Obscenity isn't covered by the first amendment
You're right, but Mike Lee wants to make the guidelines for what is considered obscene more vague, which would result in criminalizing more than just explicit porn. Any kind of nudity would be affected under his definition.
This is what they look like now:
In his majority opinion,
Chief Justice Warren Burger outlined what he called “guidelines” for jurors in obscenity cases. These guidelines are the three prongs of the Miller test. They are:
- (1) whether the average person applying contemporary community standards would find the work, taken as a whole, appeals to the prurient interest;
- (2) whether the work depicts or describes, in a patently offensive way, sexual conduct specifically defined by the applicable state law; and
- (3) whether the work, taken as a whole, lacks serious literary, artistic, political or scientific value.

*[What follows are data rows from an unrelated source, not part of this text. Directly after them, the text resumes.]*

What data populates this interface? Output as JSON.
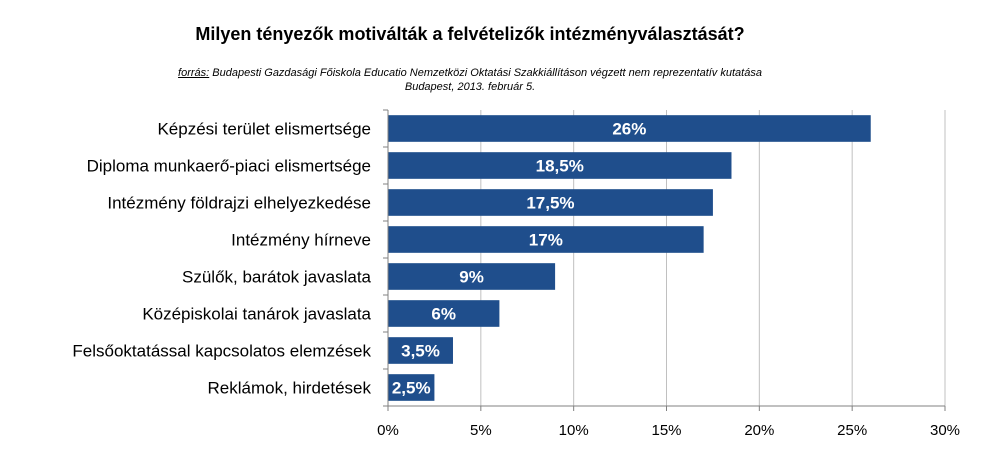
{
  "title": "Milyen tényezők motiválták a felvételizők intézményválasztását?",
  "source": {
    "label": "forrás:",
    "text": " Budapesti Gazdasági Főiskola Educatio Nemzetközi Oktatási Szakkiállításon végzett nem reprezentatív kutatása",
    "line2": "Budapest, 2013. február 5."
  },
  "colors": {
    "bar": "#1f4e8c",
    "grid": "#c0c0c0",
    "axis": "#808080",
    "bar_label": "#ffffff"
  },
  "chart_data": {
    "type": "bar",
    "orientation": "horizontal",
    "title": "Milyen tényezők motiválták a felvételizők intézményválasztását?",
    "categories": [
      "Képzési terület elismertsége",
      "Diploma munkaerő-piaci elismertsége",
      "Intézmény földrajzi elhelyezkedése",
      "Intézmény hírneve",
      "Szülők, barátok javaslata",
      "Középiskolai tanárok javaslata",
      "Felsőoktatással kapcsolatos elemzések",
      "Reklámok, hirdetések"
    ],
    "values": [
      26,
      18.5,
      17.5,
      17,
      9,
      6,
      3.5,
      2.5
    ],
    "data_labels": [
      "26%",
      "18,5%",
      "17,5%",
      "17%",
      "9%",
      "6%",
      "3,5%",
      "2,5%"
    ],
    "xlim": [
      0,
      30
    ],
    "ticks": [
      0,
      5,
      10,
      15,
      20,
      25,
      30
    ],
    "tick_labels": [
      "0%",
      "5%",
      "10%",
      "15%",
      "20%",
      "25%",
      "30%"
    ],
    "grid": true,
    "legend": false
  }
}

Mike Lee wants to change the 2nd prong to read:
Defines “obscenity” within the Communications Act of 1934 as content that:
o (i) taken as a whole, appeals to the prurient interest in nudity, sex, or excretion,
o (ii)
depicts, describes or represents actual or simulated sexual acts with the objective intent to
arouse, titillate, or gratify the sexual desires of a person, and,
o (iii) taken as a whole, lacks serious literary, artistic, political, or scientific value.